Punto de vista HELENA
La presencia de Isadora en la recepción del buffet fue un puñetazo seco al estómago. Vestía de blanco inmaculado, con sus guantes de encaje y ese aire de nobleza rancia que parecía resistirse al paso del tiempo. No necesitaba anunciarse. Su sola presencia abría puertas.
—Necesitamos hablar —dijo sin rodeos, como si no hubieran pasado años de distancia emocional entre ambas.
Helena no respondió de inmediato. Podría haberla mandado al demonio. Podría haber dicho que estaba ocupada. Pero la verdad es que… había cosas que necesitaba entender. Y otras que necesitaba cerrar.
—Mi despacho. Cinco minutos —replicó al fin, con la mandíbula tensa.
Isadora entró como si aún fuera su casa. No pidió permiso. No lo había hecho nunca. Se sentó con elegancia, cruzando las piernas con un movimiento estudiado.
—No vengo por tu padre —dijo, dejando la cartera sobre la mesa sin mirarla—. Vengo por ti.
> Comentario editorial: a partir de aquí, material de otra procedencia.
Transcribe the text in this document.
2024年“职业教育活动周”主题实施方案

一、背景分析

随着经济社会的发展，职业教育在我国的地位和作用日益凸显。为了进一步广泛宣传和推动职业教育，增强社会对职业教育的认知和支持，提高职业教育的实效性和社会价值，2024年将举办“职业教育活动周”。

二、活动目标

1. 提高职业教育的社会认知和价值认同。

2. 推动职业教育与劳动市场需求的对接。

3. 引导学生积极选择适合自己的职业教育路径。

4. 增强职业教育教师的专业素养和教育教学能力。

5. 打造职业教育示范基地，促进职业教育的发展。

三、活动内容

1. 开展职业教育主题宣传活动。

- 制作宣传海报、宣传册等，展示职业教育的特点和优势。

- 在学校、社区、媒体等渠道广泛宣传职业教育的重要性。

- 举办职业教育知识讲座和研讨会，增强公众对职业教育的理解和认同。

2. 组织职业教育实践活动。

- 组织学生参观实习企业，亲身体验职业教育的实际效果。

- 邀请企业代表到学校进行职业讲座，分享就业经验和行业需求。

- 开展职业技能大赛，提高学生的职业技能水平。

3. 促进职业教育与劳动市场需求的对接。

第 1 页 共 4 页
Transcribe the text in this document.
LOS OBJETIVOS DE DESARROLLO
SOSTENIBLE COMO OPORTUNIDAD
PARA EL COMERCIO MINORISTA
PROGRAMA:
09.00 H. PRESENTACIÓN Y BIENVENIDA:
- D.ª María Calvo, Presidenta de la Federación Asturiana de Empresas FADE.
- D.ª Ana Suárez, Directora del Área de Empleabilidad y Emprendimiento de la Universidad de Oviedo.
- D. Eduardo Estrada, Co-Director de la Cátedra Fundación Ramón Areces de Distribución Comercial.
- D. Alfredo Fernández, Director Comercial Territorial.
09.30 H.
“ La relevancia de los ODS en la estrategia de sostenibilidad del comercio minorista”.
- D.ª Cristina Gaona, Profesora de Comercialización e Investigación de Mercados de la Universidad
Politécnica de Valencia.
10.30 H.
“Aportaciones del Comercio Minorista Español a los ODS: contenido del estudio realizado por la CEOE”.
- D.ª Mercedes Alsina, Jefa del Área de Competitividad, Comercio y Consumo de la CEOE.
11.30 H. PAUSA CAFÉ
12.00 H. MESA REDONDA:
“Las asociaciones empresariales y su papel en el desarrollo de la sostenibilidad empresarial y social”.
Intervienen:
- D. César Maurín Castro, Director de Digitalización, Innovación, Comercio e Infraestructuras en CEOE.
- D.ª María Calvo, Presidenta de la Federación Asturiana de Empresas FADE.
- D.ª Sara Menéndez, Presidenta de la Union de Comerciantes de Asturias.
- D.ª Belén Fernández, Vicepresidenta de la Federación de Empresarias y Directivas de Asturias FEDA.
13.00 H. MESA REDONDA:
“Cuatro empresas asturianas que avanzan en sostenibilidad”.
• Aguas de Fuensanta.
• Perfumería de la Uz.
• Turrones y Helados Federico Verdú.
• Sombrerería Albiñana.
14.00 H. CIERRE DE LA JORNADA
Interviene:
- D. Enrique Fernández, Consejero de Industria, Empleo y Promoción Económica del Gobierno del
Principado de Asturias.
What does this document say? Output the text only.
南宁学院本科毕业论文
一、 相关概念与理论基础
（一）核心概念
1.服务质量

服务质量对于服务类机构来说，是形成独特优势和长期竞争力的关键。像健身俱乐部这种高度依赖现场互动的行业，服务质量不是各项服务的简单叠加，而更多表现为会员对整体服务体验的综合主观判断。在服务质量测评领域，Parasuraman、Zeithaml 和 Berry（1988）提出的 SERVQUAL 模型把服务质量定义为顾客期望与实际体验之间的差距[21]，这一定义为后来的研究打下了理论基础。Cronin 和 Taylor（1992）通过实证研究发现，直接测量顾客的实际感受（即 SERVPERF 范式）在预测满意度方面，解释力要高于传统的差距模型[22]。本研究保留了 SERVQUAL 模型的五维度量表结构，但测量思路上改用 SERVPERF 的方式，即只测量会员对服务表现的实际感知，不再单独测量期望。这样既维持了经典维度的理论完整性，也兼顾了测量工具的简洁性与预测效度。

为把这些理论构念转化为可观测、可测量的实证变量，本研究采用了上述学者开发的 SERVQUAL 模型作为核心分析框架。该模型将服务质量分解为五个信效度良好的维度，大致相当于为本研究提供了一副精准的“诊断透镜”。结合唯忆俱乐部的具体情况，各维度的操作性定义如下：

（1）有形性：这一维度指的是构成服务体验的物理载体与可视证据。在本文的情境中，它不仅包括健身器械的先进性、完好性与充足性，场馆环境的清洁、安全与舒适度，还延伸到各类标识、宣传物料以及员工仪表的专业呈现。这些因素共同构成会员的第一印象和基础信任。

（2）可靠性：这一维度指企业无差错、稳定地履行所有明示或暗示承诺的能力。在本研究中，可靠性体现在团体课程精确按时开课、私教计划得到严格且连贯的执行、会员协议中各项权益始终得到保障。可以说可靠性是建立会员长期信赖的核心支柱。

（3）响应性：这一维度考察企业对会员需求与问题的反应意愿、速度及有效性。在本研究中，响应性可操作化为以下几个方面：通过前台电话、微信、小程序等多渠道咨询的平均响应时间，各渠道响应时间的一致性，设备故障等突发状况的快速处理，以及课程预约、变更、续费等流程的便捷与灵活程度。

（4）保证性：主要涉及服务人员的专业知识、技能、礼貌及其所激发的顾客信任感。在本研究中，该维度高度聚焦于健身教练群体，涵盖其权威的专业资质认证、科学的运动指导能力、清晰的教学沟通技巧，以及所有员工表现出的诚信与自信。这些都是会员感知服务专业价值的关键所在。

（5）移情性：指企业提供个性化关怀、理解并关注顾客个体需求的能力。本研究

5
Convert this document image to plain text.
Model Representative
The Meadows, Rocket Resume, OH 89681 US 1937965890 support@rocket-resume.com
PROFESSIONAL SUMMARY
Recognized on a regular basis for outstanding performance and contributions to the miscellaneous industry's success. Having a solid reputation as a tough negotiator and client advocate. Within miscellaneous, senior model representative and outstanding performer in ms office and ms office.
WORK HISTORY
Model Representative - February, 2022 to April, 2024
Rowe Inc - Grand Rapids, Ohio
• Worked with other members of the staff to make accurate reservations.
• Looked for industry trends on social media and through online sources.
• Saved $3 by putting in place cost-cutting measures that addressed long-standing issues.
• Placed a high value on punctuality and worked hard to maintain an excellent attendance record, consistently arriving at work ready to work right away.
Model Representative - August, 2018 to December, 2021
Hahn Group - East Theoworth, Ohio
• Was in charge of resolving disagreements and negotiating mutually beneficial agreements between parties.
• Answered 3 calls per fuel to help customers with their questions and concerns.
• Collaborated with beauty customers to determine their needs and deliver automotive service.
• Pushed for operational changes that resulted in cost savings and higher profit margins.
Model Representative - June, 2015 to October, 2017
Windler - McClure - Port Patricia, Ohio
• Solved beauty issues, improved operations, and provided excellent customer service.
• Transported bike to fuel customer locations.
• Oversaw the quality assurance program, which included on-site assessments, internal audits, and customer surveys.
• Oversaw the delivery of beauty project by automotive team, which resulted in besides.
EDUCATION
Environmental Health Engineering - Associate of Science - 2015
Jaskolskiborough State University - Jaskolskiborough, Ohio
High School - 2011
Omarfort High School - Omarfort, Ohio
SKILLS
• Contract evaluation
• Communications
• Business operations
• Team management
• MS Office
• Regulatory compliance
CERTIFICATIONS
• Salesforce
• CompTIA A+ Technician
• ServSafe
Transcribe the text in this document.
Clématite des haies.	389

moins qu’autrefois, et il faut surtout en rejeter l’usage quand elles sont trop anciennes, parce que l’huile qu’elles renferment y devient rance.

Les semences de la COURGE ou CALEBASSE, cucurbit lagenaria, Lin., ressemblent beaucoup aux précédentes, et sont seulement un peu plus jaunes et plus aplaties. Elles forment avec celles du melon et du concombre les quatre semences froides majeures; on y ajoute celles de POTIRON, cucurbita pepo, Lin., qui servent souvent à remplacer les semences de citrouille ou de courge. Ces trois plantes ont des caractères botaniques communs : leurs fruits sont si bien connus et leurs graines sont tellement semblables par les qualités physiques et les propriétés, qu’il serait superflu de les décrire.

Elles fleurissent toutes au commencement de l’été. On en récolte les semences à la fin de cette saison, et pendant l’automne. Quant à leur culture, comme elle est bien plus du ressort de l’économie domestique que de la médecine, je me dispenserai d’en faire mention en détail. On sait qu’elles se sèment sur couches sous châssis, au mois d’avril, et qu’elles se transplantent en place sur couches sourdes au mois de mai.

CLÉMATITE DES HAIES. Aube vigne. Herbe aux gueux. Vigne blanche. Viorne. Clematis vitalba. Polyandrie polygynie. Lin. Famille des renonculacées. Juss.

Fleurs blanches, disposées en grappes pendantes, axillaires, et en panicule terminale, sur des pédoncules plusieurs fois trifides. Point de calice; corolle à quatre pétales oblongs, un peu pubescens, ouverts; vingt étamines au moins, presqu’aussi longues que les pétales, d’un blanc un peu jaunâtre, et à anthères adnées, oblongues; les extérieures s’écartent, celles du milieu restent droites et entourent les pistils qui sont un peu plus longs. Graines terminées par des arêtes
—Ya no es necesario —contestó Helena, sin sentarse—. En este lugar soy la abogada. No la hija.
—Lo sé. Por eso te hablo desde el lado humano. No desde el apellido.
Helena se apoyó en el respaldo de la silla, sin llegar a ocuparla. No pensaba darle ni un centímetro de ventaja emocional.
—¿Y qué parte de lo humano te hace venir a hablarme del hombre del que estoy tramitando el divorcio?
Isadora entornó los ojos. No esperaba esa estocada tan pronto.
—No vengo como madre de Iván. Ni como exsuegra. Vengo como mujer que cometió un error.
—¿Y ahora vas a confesarte?
—Te separé de Iván —dijo, con esa voz fría que aún pretendía sonar compasiva—. Pensé que lo hacía por tu bien. Pero también lo hice por egoísmo.
Helena se mantuvo en silencio. No le regalaría el alivio de una interrupción.
—Lo amabas —añadió Isadora, bajando por primera vez la mirada—. Y eso me aterraba. Porque lo amabas más de lo que alguna vez me necesitaste a mí.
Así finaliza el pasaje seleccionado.